A ambientação define cinco Princípios vitais para o jogo. Essas são diretrizes que o narrador que pretende conduzir uma sessão através dos Mistérios de Tales from the Loop deve se ater. Os princípios definem que a cidade onde as crianças vivem é repleta de coisas estranhas e fantásticas, que o dia a dia é chato e implacável e que adultos estão fora do alcance portanto, é difícil contar com eles. Essas regras ajudam a direcionar a história evitando que adultos se envolvam e possam assumir o curso da investigação excluindo os verdadeiros protagonistas do jogo - as Crianças. Finalmente temos os princípios restantes que definem que os Mistérios envolvem perigos mas que as crianças raramente morrem, que a sessão avança cena por cena e que o mundo é descrito de maneira colaborativa entre o Mestre e os Jogadores.

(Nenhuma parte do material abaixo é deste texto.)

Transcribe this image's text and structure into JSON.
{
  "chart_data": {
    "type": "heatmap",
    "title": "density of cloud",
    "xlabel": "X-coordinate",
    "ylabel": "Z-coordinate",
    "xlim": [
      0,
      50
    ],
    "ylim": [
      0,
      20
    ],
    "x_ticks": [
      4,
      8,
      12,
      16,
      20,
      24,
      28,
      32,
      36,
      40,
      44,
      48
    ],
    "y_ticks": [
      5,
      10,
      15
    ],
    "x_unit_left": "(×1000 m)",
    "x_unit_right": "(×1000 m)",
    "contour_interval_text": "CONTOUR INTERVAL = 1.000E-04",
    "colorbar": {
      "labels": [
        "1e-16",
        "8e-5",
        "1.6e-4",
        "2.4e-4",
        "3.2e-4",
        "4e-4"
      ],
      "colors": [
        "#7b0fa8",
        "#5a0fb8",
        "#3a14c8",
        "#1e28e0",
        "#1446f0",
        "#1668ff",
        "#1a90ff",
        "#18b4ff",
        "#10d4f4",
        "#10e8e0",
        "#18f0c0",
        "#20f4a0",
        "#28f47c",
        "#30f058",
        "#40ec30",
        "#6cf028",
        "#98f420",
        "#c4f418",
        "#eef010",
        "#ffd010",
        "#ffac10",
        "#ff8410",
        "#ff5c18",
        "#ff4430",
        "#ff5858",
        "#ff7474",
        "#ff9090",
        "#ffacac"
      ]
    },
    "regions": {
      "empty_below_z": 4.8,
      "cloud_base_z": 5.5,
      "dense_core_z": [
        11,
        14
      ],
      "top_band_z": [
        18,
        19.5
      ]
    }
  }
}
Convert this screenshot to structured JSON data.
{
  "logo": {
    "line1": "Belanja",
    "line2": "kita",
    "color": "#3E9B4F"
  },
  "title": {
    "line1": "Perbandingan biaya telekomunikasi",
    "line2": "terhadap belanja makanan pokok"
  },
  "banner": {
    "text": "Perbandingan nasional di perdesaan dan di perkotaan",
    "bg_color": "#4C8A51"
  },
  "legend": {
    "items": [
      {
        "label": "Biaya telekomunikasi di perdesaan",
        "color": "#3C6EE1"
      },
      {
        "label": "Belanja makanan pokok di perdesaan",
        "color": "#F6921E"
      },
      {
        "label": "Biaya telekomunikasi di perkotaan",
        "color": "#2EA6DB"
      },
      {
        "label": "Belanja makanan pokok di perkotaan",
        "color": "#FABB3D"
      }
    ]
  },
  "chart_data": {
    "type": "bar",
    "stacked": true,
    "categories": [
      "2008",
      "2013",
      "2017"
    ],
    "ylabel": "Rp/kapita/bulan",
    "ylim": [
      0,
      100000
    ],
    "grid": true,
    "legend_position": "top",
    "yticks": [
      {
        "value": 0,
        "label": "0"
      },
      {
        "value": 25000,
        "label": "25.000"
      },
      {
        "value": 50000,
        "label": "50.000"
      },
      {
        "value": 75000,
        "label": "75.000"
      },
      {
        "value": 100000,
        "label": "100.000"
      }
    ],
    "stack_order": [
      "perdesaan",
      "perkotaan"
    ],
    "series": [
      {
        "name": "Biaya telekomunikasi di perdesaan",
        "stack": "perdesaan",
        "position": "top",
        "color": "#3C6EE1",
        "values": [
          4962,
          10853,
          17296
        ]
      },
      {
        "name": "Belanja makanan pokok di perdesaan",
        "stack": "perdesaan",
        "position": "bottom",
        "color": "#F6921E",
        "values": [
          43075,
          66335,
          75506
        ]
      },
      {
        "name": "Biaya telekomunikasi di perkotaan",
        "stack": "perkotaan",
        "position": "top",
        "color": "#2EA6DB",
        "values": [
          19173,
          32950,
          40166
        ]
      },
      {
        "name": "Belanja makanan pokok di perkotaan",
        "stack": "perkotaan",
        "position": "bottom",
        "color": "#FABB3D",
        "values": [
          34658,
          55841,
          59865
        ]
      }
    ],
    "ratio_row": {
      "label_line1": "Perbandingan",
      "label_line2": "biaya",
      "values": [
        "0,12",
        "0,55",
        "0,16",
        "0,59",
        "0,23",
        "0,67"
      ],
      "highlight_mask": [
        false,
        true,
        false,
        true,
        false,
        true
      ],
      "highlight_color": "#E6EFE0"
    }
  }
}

Pode parecer bobagem, mas compreender esses princípios norteadores é essencial para que as aventuras no Loop façam sentido, do contrário, o jogo pode facilmente se desvirtuar para algo que foge a proposta original de ser uma aventura de crianças enfrentando o desconhecido. Outra ótima regra é delegar aos jogadores a função de descrever determinadas cenas, permitindo que eles contem o que está acontecendo na vida de seus personagens e possam assim ter um certo grau de interação com o mundo que os cerca. O Mistério sempre está nas mãos do Mestre, mas os jogadores são estimulados a contar um pouco da vida dos personagens entre as histórias e desenvolver seus problemas pessoais, desafios, derrotas e conquistas.


Bom, acho que já me estendi demais na resenha, então está na hora de quebrar ela na metade para que não fique muito longa. A segunda parte vai se concentrar no Crunchy do jogo, ou seja, vamos falar das regras do sistema, de como funcionam os rolamentos, como se dá a criação de personagens e como é uma típica sessão de Tales from the Loop.

Então fiquem atentos para a continuação.

Ah sim... por que não fazer uma propaganda?

Foi quem atentos pois estamos marcando uma sessão ao vivo via stream de Tales from the Loop para essa semana. Para quem ficou interessado, vale a pena clicar no link do evento.

 Tales from the Loop Transmissão ao Vivo

5 comentários:

  1. ...esse MERECIA um lançamento no Brasil nem que fosse por " sic " Financiamento Coletivo " ...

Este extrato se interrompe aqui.